António Estanqueiro
A vida e os ensinamentos de Jesus de Nazaré são o fundamento do cristianismo. Mas Jesus ultrapassou as fronteiras da religião cristã. Influenciou a cultura ocidental, através dos séculos. E marcou a história da humanidade.
Quem foi Jesus? O que sabemos chegou até nós através dos evangelhos de Mateus, Marcos, Lucas e João, que são narrativas de história e de fé, não relatos factuais. Segundo estas narrativas, ele veio ao mundo anunciar o “Reino de Deus”, um reino de justiça, fraternidade e paz.

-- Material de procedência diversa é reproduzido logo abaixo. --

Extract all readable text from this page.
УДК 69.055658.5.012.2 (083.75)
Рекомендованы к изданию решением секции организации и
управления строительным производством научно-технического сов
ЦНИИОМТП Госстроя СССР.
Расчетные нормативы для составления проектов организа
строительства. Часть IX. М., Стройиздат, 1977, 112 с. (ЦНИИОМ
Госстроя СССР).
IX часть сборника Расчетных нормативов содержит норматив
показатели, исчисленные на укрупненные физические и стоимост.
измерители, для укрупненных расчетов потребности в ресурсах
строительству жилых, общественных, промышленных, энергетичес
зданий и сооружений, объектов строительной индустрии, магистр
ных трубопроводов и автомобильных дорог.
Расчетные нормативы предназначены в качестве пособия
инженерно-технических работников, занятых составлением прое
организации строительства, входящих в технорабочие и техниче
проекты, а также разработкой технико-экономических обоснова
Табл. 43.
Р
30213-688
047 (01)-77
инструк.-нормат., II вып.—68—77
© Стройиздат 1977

Muitos especialistas no estudo dos evangelhos concordam que um dos aspetos mais fascinantes da pessoa de Jesus está nos seus ensinamentos éticos. A sua proposta para a construção de relações humanas saudáveis desafia-nos a amar o próximo, mesmo os inimigos, de forma incondicional.
Esta mensagem intemporal e humanizadora serve para qualquer pessoa, crente ou não-crente. É uma fonte de sabedoria, que abre horizontes de esperança e transforma as relações interpessoais. Merece reflexão.
1. Amar o próximo
Jesus de Nazaré tratou dignamente todas as pessoas com quem conviveu, privilegiando pobres, doentes e vítimas de discriminação (por exemplo, pecadores e samaritanos). Como judeu praticante, cumpriu a Lei de Moisés, mas libertou-se do legalismo. Em palavras e gestos, colocou o ser humano acima das prescrições legais e superou a rigidez de algumas tradições judaicas. Desse modo, teve conflitos com fariseus e doutores da Lei, que o acusaram de não respeitar o judaísmo.
Um dia, um doutor da Lei, com intenção de pôr Jesus à prova, perguntou-lhe qual era o maior mandamento. Ele respondeu:
«Amarás o Senhor, teu Deus, com todo o teu coração, com toda a tua alma e com toda a tua mente. Este é o maior e o primeiro mandamento. O segundo é semelhante: Amarás o teu próximo como a ti mesmo. Nestes dois mandamentos se resumem toda a Lei e os Profetas» (Mt 22, 37-40).
Nesta resposta surpreendente, Jesus considerou semelhantes os dois mandamentos, mostrando que a relação com Deus é inseparável da relação com os outros. Ninguém pode dizer com verdade que ama a Deus, a quem não vê, se odiar o próximo, que vive ao seu lado (cf. 1Jo 4, 20).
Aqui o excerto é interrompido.